The invites slowed down. Then stopped. And let me tell you, that hurts in a way I wasn’t prepared for.


It’s like people assume motherhood = isolation. That I wouldn’t want to go out. Or couldn’t. Or shouldn’t. That I’ve morphed into this mythical mom creature who only emerges to buy diapers and reheat coffee 16 times a day.


Spoiler alert: I have access to babysitters. And a car. And a desperate desire to wear pants that don’t have a stretchy waistband.


Just because I’m a mom doesn’t mean I’ve stopped being me.


Sure, I might need a little more notice before a spontaneous girls’ night. Sure, I might talk about my kid a lot (he’s cute, okay?!). Sure, I might ghost mid-party because I’m exhausted by 9 p.m.


But I still want to be invited. I still want to feel like I belong. I still want to be your fun friend — even if my fun now includes emotional breakdowns over laundry and a weird obsession with Ms.

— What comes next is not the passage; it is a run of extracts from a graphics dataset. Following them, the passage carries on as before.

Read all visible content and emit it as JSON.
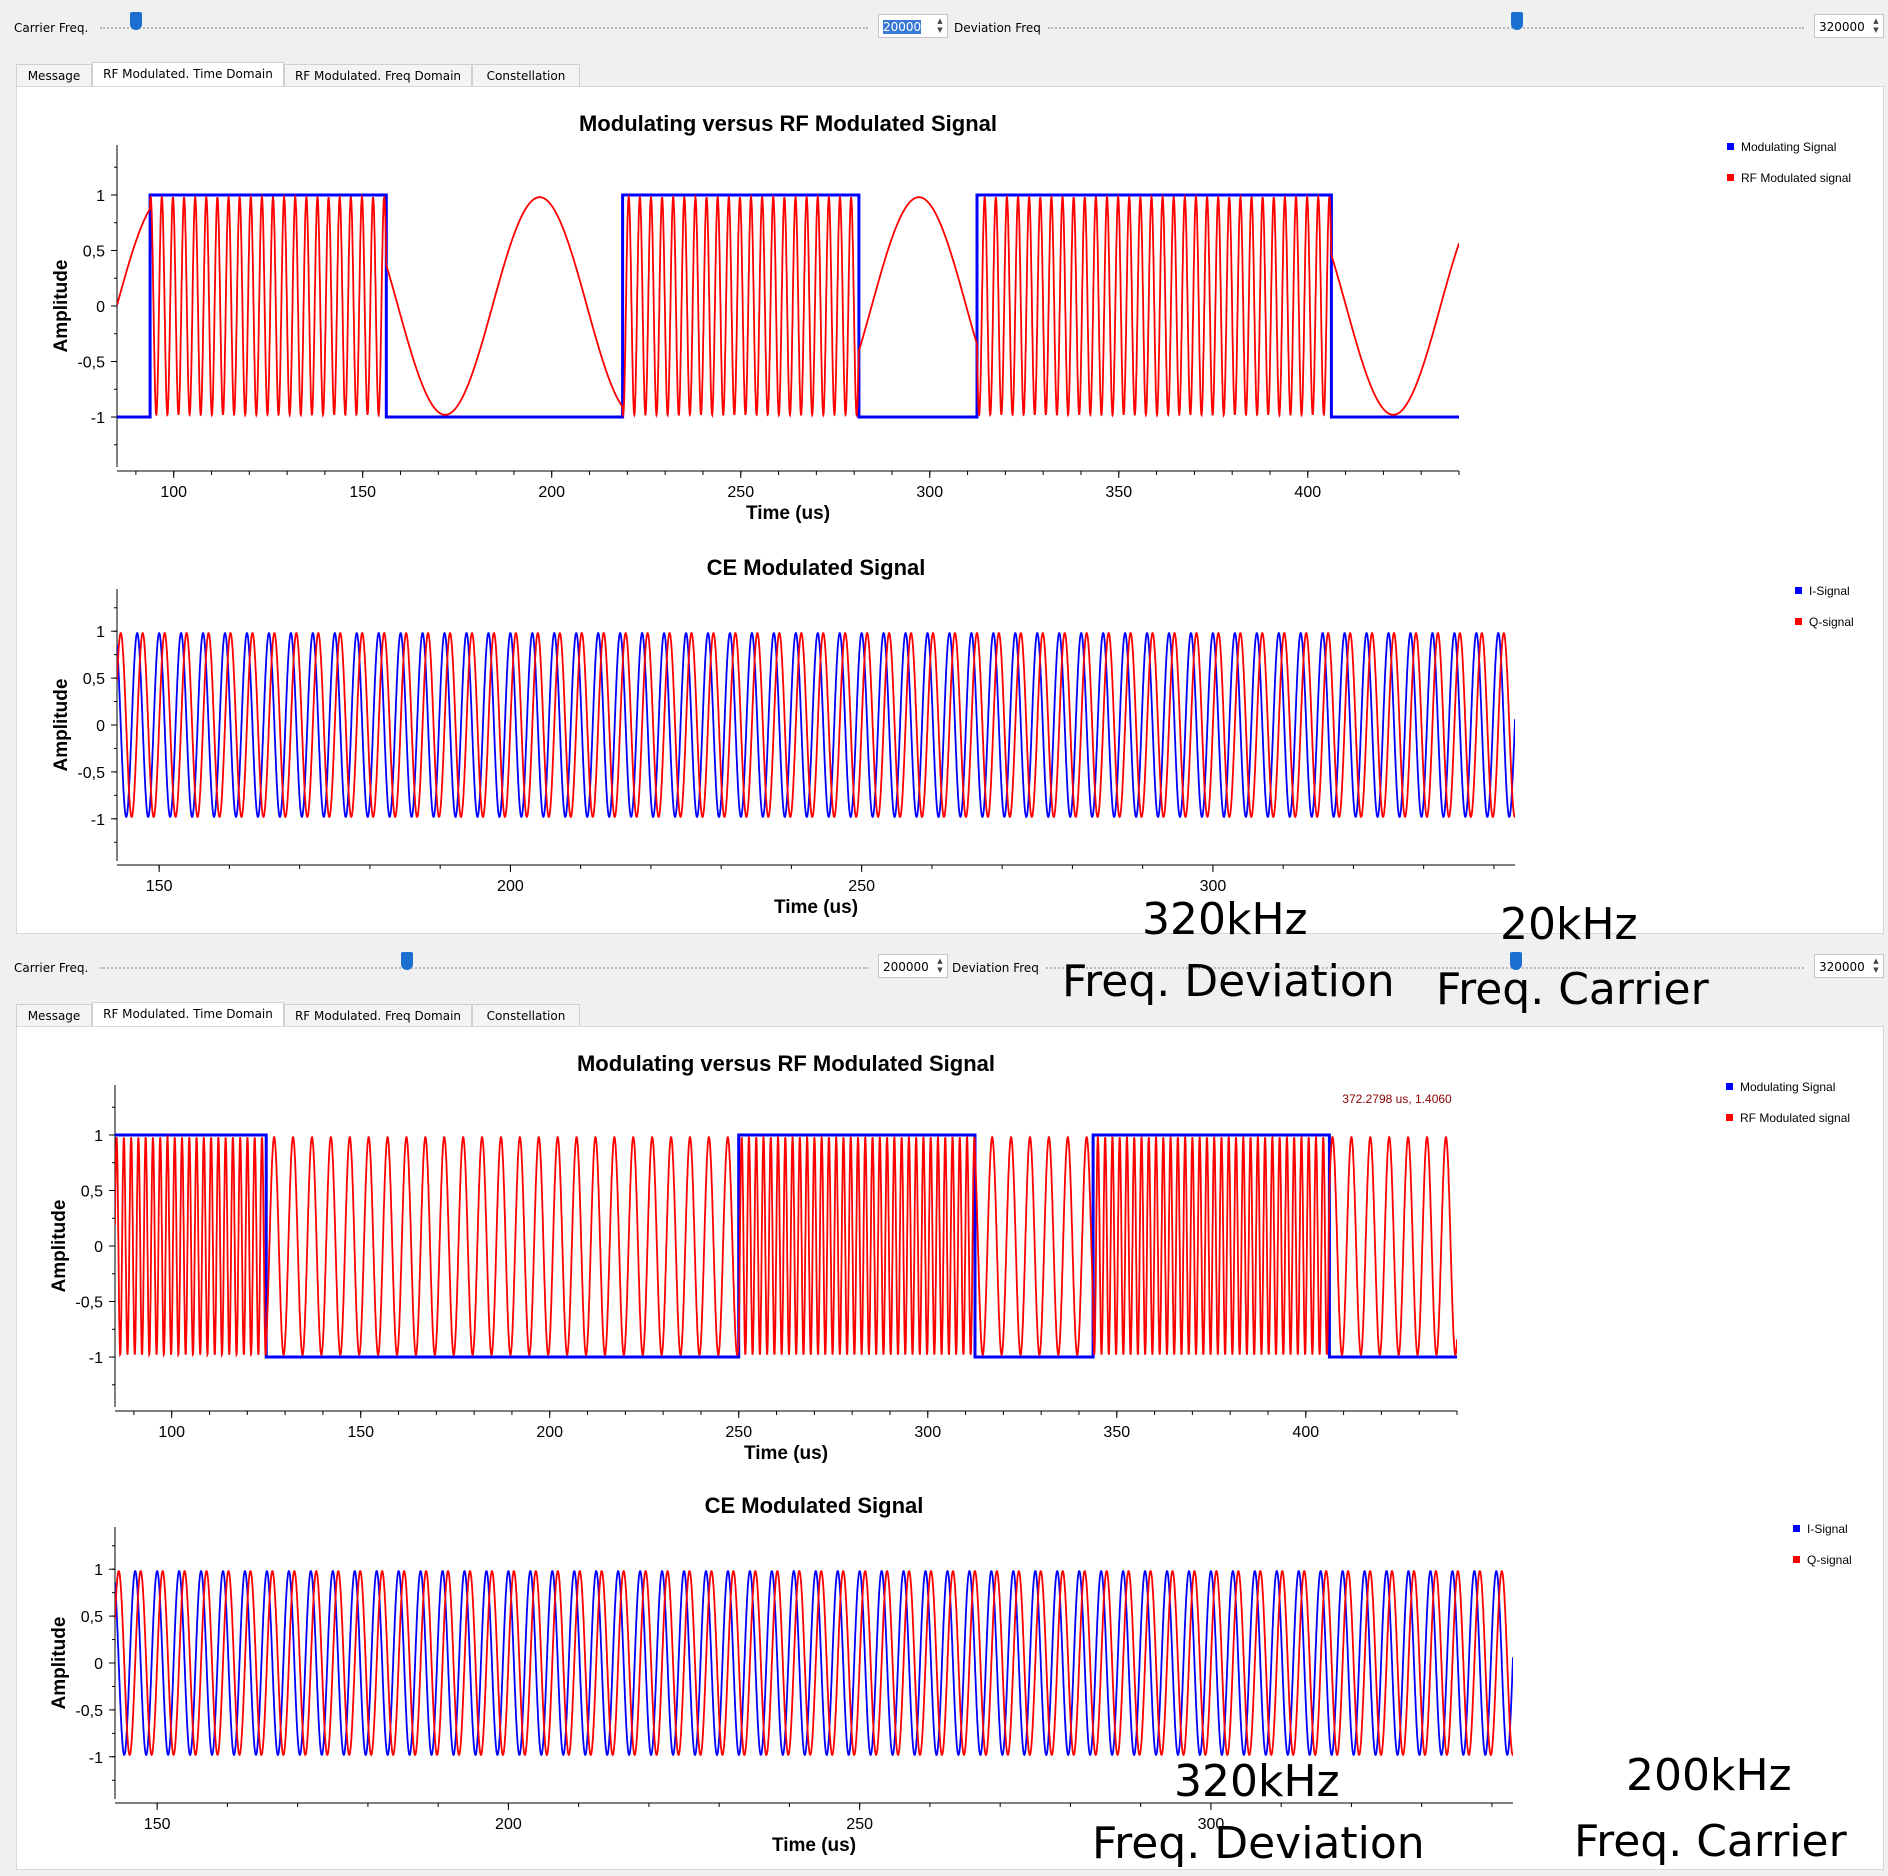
{
  "panels": [
    {
      "controls": {
        "carrier_label": "Carrier Freq.",
        "carrier_value": "20000",
        "carrier_slider_fraction": 0.008,
        "deviation_label": "Deviation Freq",
        "deviation_value": "320000",
        "deviation_slider_fraction": 0.62
      },
      "tabs": [
        "Message",
        "RF Modulated. Time Domain",
        "RF Modulated. Freq Domain",
        "Constellation"
      ],
      "active_tab": 1,
      "annotations": {
        "deviation_value": "320kHz",
        "deviation_label": "Freq. Deviation",
        "carrier_value": "20kHz",
        "carrier_label": "Freq. Carrier"
      }
    },
    {
      "controls": {
        "carrier_label": "Carrier Freq.",
        "carrier_value": "200000",
        "carrier_slider_fraction": 0.4,
        "deviation_label": "Deviation Freq",
        "deviation_value": "320000",
        "deviation_slider_fraction": 0.62
      },
      "tabs": [
        "Message",
        "RF Modulated. Time Domain",
        "RF Modulated. Freq Domain",
        "Constellation"
      ],
      "active_tab": 1,
      "annotations": {
        "deviation_value": "320kHz",
        "deviation_label": "Freq. Deviation",
        "carrier_value": "200kHz",
        "carrier_label": "Freq. Carrier"
      }
    }
  ],
  "chart_data": [
    {
      "type": "line",
      "title": "Modulating versus RF Modulated Signal",
      "xlabel": "Time (us)",
      "ylabel": "Amplitude",
      "xlim": [
        85,
        440
      ],
      "ylim": [
        -1.45,
        1.45
      ],
      "xticks": [
        100,
        150,
        200,
        250,
        300,
        350,
        400
      ],
      "ytick_labels": [
        "1",
        "0,5",
        "0",
        "-0,5",
        "-1"
      ],
      "ytick_values": [
        1,
        0.5,
        0,
        -0.5,
        -1
      ],
      "legend": "right",
      "series": [
        {
          "name": "Modulating Signal",
          "color": "#0000ff",
          "kind": "square",
          "x_start": 85,
          "x_end": 440,
          "transitions": [
            93.75,
            156.25,
            218.75,
            281.25,
            312.5,
            406.25
          ],
          "levels": [
            -1,
            1,
            -1,
            1,
            -1,
            1,
            -1
          ]
        },
        {
          "name": "RF Modulated signal",
          "color": "#ff0000",
          "kind": "fm",
          "carrier_khz": 20,
          "deviation_khz": 320
        }
      ]
    },
    {
      "type": "line",
      "title": "CE Modulated Signal",
      "xlabel": "Time (us)",
      "ylabel": "Amplitude",
      "xlim": [
        144,
        343
      ],
      "ylim": [
        -1.45,
        1.45
      ],
      "xticks": [
        150,
        200,
        250,
        300
      ],
      "ytick_labels": [
        "1",
        "0,5",
        "0",
        "-0,5",
        "-1"
      ],
      "ytick_values": [
        1,
        0.5,
        0,
        -0.5,
        -1
      ],
      "legend": "right",
      "series": [
        {
          "name": "I-Signal",
          "color": "#0000ff",
          "kind": "cos",
          "freq_khz": 320
        },
        {
          "name": "Q-signal",
          "color": "#ff0000",
          "kind": "sin",
          "freq_khz": 320
        }
      ]
    },
    {
      "type": "line",
      "title": "Modulating versus RF Modulated Signal",
      "xlabel": "Time (us)",
      "ylabel": "Amplitude",
      "xlim": [
        85,
        440
      ],
      "ylim": [
        -1.45,
        1.45
      ],
      "xticks": [
        100,
        150,
        200,
        250,
        300,
        350,
        400
      ],
      "ytick_labels": [
        "1",
        "0,5",
        "0",
        "-0,5",
        "-1"
      ],
      "ytick_values": [
        1,
        0.5,
        0,
        -0.5,
        -1
      ],
      "legend": "right",
      "readout": "372.2798 us, 1.4060",
      "series": [
        {
          "name": "Modulating Signal",
          "color": "#0000ff",
          "kind": "square",
          "x_start": 85,
          "x_end": 440,
          "transitions": [
            125,
            250,
            312.5,
            343.75,
            406.25
          ],
          "levels": [
            1,
            -1,
            1,
            -1,
            1,
            -1
          ]
        },
        {
          "name": "RF Modulated signal",
          "color": "#ff0000",
          "kind": "fm",
          "carrier_khz": 200,
          "deviation_khz": 320
        }
      ]
    },
    {
      "type": "line",
      "title": "CE Modulated Signal",
      "xlabel": "Time (us)",
      "ylabel": "Amplitude",
      "xlim": [
        144,
        343
      ],
      "ylim": [
        -1.45,
        1.45
      ],
      "xticks": [
        150,
        200,
        250,
        300
      ],
      "ytick_labels": [
        "1",
        "0,5",
        "0",
        "-0,5",
        "-1"
      ],
      "ytick_values": [
        1,
        0.5,
        0,
        -0.5,
        -1
      ],
      "legend": "right",
      "series": [
        {
          "name": "I-Signal",
          "color": "#0000ff",
          "kind": "cos",
          "freq_khz": 320
        },
        {
          "name": "Q-signal",
          "color": "#ff0000",
          "kind": "sin",
          "freq_khz": 320
        }
      ]
    }
  ]
}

Rachel.


Motherhood didn’t erase me.


It expanded me.


So to the friends who have stayed — who keep inviting me even when I say no, who send “thinking of you” texts, who ask about my baby and my mental health: Thank you. Truly.


And to the friends who stopped calling, stopped inviting, stopped trying? No hard feelings. But maybe, just maybe… give your mom friends another shot.


We’re still here. Still fun. Still down for brunch and Target runs and mimosas that turn into therapy sessions.


We might just need to be home by 10.